2017 ISEA Asia Security and Privacy (ISEASP) (2017)


antimalware defensive solutions, computational modeling, Computers, Feature extraction, Feature selection, heuristic analysis, IG-FST, Information Gain, information gain score computation, information gain-feature selection technique, Internet, invasive software, Machine learning, malware, Malware detection, multiprocessing model, multiprocessing programs, N-Gram extraction technique, N-grams, Pattern matching, Testing, Training


Currently, the Internet faces serious threat from malwares, and its propagation may cause great havoc on computers and network security solutions.
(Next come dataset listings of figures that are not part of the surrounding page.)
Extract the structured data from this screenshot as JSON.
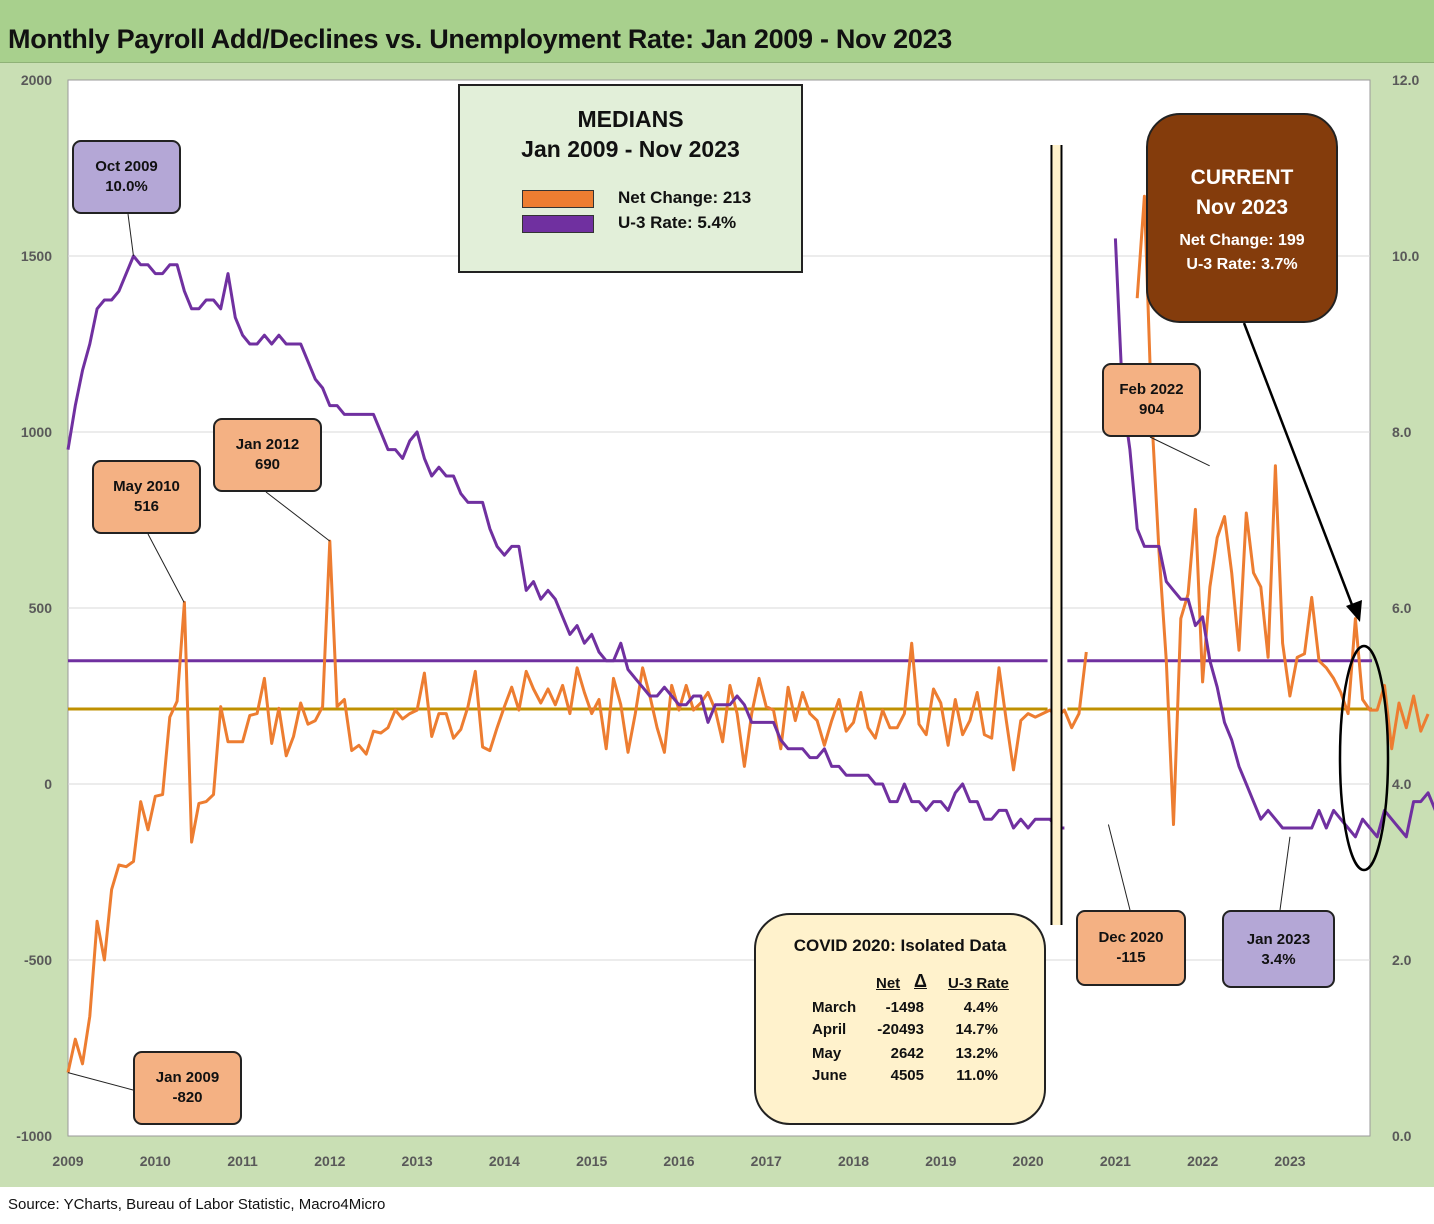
{
  "title": "Monthly Payroll Add/Declines vs. Unemployment Rate: Jan 2009 - Nov 2023",
  "source": "Source: YCharts, Bureau of Labor Statistic, Macro4Micro",
  "colors": {
    "payroll": "#ed7d31",
    "u3": "#7030a0",
    "median_payroll": "#bf9000",
    "median_u3": "#7030a0",
    "frame": "#c9dfb4",
    "title_bar": "#a8d08d"
  },
  "medians_box": {
    "heading1": "MEDIANS",
    "heading2": "Jan 2009 - Nov 2023",
    "net_change": "Net Change: 213",
    "u3_rate": "U-3 Rate: 5.4%"
  },
  "current_box": {
    "heading1": "CURRENT",
    "heading2": "Nov 2023",
    "net_change": "Net Change: 199",
    "u3_rate": "U-3 Rate: 3.7%"
  },
  "covid_box": {
    "title": "COVID 2020: Isolated Data",
    "col_net": "Net",
    "col_delta": "Δ",
    "col_rate": "U-3 Rate",
    "rows": [
      {
        "month": "March",
        "net": "-1498",
        "rate": "4.4%"
      },
      {
        "month": "April",
        "net": "-20493",
        "rate": "14.7%"
      },
      {
        "month": "May",
        "net": "2642",
        "rate": "13.2%"
      },
      {
        "month": "June",
        "net": "4505",
        "rate": "11.0%"
      }
    ]
  },
  "callouts": {
    "oct2009": {
      "label": "Oct 2009",
      "value": "10.0%"
    },
    "may2010": {
      "label": "May 2010",
      "value": "516"
    },
    "jan2012": {
      "label": "Jan 2012",
      "value": "690"
    },
    "jan2009": {
      "label": "Jan 2009",
      "value": "-820"
    },
    "feb2022": {
      "label": "Feb 2022",
      "value": "904"
    },
    "dec2020": {
      "label": "Dec 2020",
      "value": "-115"
    },
    "jan2023": {
      "label": "Jan 2023",
      "value": "3.4%"
    }
  },
  "chart_data": {
    "type": "line",
    "title": "Monthly Payroll Add/Declines vs. Unemployment Rate: Jan 2009 - Nov 2023",
    "x_range": [
      2009.0,
      2023.917
    ],
    "x_ticks": [
      "2009",
      "2010",
      "2011",
      "2012",
      "2013",
      "2014",
      "2015",
      "2016",
      "2017",
      "2018",
      "2019",
      "2020",
      "2021",
      "2022",
      "2023"
    ],
    "y_left": {
      "range": [
        -1000,
        2000
      ],
      "ticks": [
        "-1000",
        "-500",
        "0",
        "500",
        "1000",
        "1500",
        "2000"
      ]
    },
    "y_right": {
      "range": [
        0.0,
        12.0
      ],
      "ticks": [
        "0.0",
        "2.0",
        "4.0",
        "6.0",
        "8.0",
        "10.0",
        "12.0"
      ]
    },
    "grid": "horizontal",
    "covid_gap": {
      "start": 2020.2,
      "end": 2020.45
    },
    "medians": {
      "payroll": 213,
      "u3": 5.4
    },
    "series": [
      {
        "name": "Net Change",
        "axis": "left",
        "color": "#ed7d31",
        "start": 2009.0,
        "step": 0.08333,
        "values": [
          -820,
          -725,
          -795,
          -660,
          -390,
          -500,
          -300,
          -230,
          -235,
          -220,
          -50,
          -130,
          -35,
          -30,
          190,
          235,
          516,
          -165,
          -55,
          -50,
          -30,
          220,
          120,
          120,
          120,
          195,
          200,
          300,
          115,
          215,
          80,
          135,
          230,
          170,
          180,
          220,
          690,
          220,
          240,
          95,
          110,
          85,
          150,
          145,
          160,
          210,
          185,
          200,
          210,
          315,
          135,
          200,
          200,
          130,
          155,
          220,
          320,
          105,
          95,
          160,
          220,
          275,
          210,
          320,
          270,
          230,
          270,
          225,
          280,
          200,
          330,
          260,
          200,
          240,
          100,
          300,
          225,
          90,
          200,
          330,
          250,
          160,
          90,
          280,
          210,
          280,
          210,
          230,
          260,
          210,
          120,
          280,
          200,
          50,
          200,
          300,
          220,
          210,
          100,
          275,
          180,
          260,
          200,
          180,
          110,
          180,
          240,
          150,
          175,
          260,
          160,
          130,
          210,
          160,
          160,
          200,
          400,
          170,
          140,
          270,
          230,
          110,
          240,
          140,
          180,
          260,
          140,
          130,
          330,
          180,
          40,
          180,
          200,
          190,
          200,
          210,
          190,
          210,
          160,
          200,
          375,
          null,
          null,
          null,
          null,
          null,
          null,
          1380,
          1670,
          1050,
          660,
          350,
          -115,
          470,
          540,
          780,
          290,
          560,
          700,
          760,
          600,
          380,
          770,
          600,
          560,
          360,
          904,
          400,
          250,
          360,
          370,
          530,
          350,
          330,
          300,
          260,
          200,
          470,
          240,
          210,
          210,
          280,
          100,
          230,
          160,
          250,
          150,
          199
        ],
        "start_after_gap": 2020.5
      },
      {
        "name": "U-3 Rate",
        "axis": "right",
        "color": "#7030a0",
        "start": 2009.0,
        "step": 0.08333,
        "values": [
          7.8,
          8.3,
          8.7,
          9.0,
          9.4,
          9.5,
          9.5,
          9.6,
          9.8,
          10.0,
          9.9,
          9.9,
          9.8,
          9.8,
          9.9,
          9.9,
          9.6,
          9.4,
          9.4,
          9.5,
          9.5,
          9.4,
          9.8,
          9.3,
          9.1,
          9.0,
          9.0,
          9.1,
          9.0,
          9.1,
          9.0,
          9.0,
          9.0,
          8.8,
          8.6,
          8.5,
          8.3,
          8.3,
          8.2,
          8.2,
          8.2,
          8.2,
          8.2,
          8.0,
          7.8,
          7.8,
          7.7,
          7.9,
          8.0,
          7.7,
          7.5,
          7.6,
          7.5,
          7.5,
          7.3,
          7.2,
          7.2,
          7.2,
          6.9,
          6.7,
          6.6,
          6.7,
          6.7,
          6.2,
          6.3,
          6.1,
          6.2,
          6.1,
          5.9,
          5.7,
          5.8,
          5.6,
          5.7,
          5.5,
          5.4,
          5.4,
          5.6,
          5.3,
          5.2,
          5.1,
          5.0,
          5.0,
          5.1,
          5.0,
          4.9,
          4.9,
          5.0,
          5.0,
          4.7,
          4.9,
          4.9,
          4.9,
          5.0,
          4.9,
          4.7,
          4.7,
          4.7,
          4.7,
          4.5,
          4.4,
          4.4,
          4.4,
          4.3,
          4.3,
          4.4,
          4.2,
          4.2,
          4.1,
          4.1,
          4.1,
          4.1,
          4.0,
          4.0,
          3.8,
          3.8,
          4.0,
          3.8,
          3.8,
          3.7,
          3.8,
          3.8,
          3.7,
          3.9,
          4.0,
          3.8,
          3.8,
          3.6,
          3.6,
          3.7,
          3.7,
          3.5,
          3.6,
          3.5,
          3.6,
          3.6,
          3.6,
          3.5,
          3.5,
          null,
          null,
          null,
          null,
          null,
          null,
          10.2,
          8.4,
          7.8,
          6.9,
          6.7,
          6.7,
          6.7,
          6.3,
          6.2,
          6.1,
          6.1,
          5.8,
          5.9,
          5.4,
          5.1,
          4.7,
          4.5,
          4.2,
          4.0,
          3.8,
          3.6,
          3.7,
          3.6,
          3.5,
          3.5,
          3.5,
          3.5,
          3.5,
          3.7,
          3.5,
          3.7,
          3.6,
          3.5,
          3.4,
          3.6,
          3.5,
          3.4,
          3.7,
          3.6,
          3.5,
          3.4,
          3.8,
          3.8,
          3.9,
          3.7
        ]
      }
    ]
  }
}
Several existing anti-malware defensive solutions detect known malware accurately. However, they fail to recognize unseen malware, since most of them rely on signature-based techniques, which are easily evadable using obfuscation or polymorphism technique. Therefore, there is immediate requirement of new techniques that can detect and classify the new malwares. In this context, heuristic analysis is found to be promising, since it is capable of detecting unknown malwares and new variants of current malwares. The N-Gram extraction technique is one such heuristic method commonly used in malware detection. Previous works have witnessed that shorter length N-Grams are easier to extract. In order to identify and remove noisy N-Grams, a popular Feature Selection Technique (FST), namely, Information Gain (IG), which computes score for each N-Gram (feature) in the dataset has been used in this work. N-Grams with the highest IG score are considered as best features, while the remaining N-Grams are neglected. The IG-FST (Information Gain-Feature Selection Technique) is computational resource demanding and takes time to generate IG scores for larger N-Gram datasets, if the processing is to be accomplished in the sequential mode. To address this issue, the present work presents a multiprocessing model that computes IG scores rapidly for larger N-Gram datasets. The proposed model has been designed, implemented, and compared with the sequential mode of IG score computation. The experimental results demonstrate that the proposed multiprocessing model performance is 80% faster than the sequential model of IG score computation.

Cite this Research Publication

S. L. S. Darshan, Ajay Kumara, and Jaidhar, C. D., “Information gain score computation for N-grams using multiprocessing model”, in 2017 ISEA Asia Security and Privacy (ISEASP), 2017.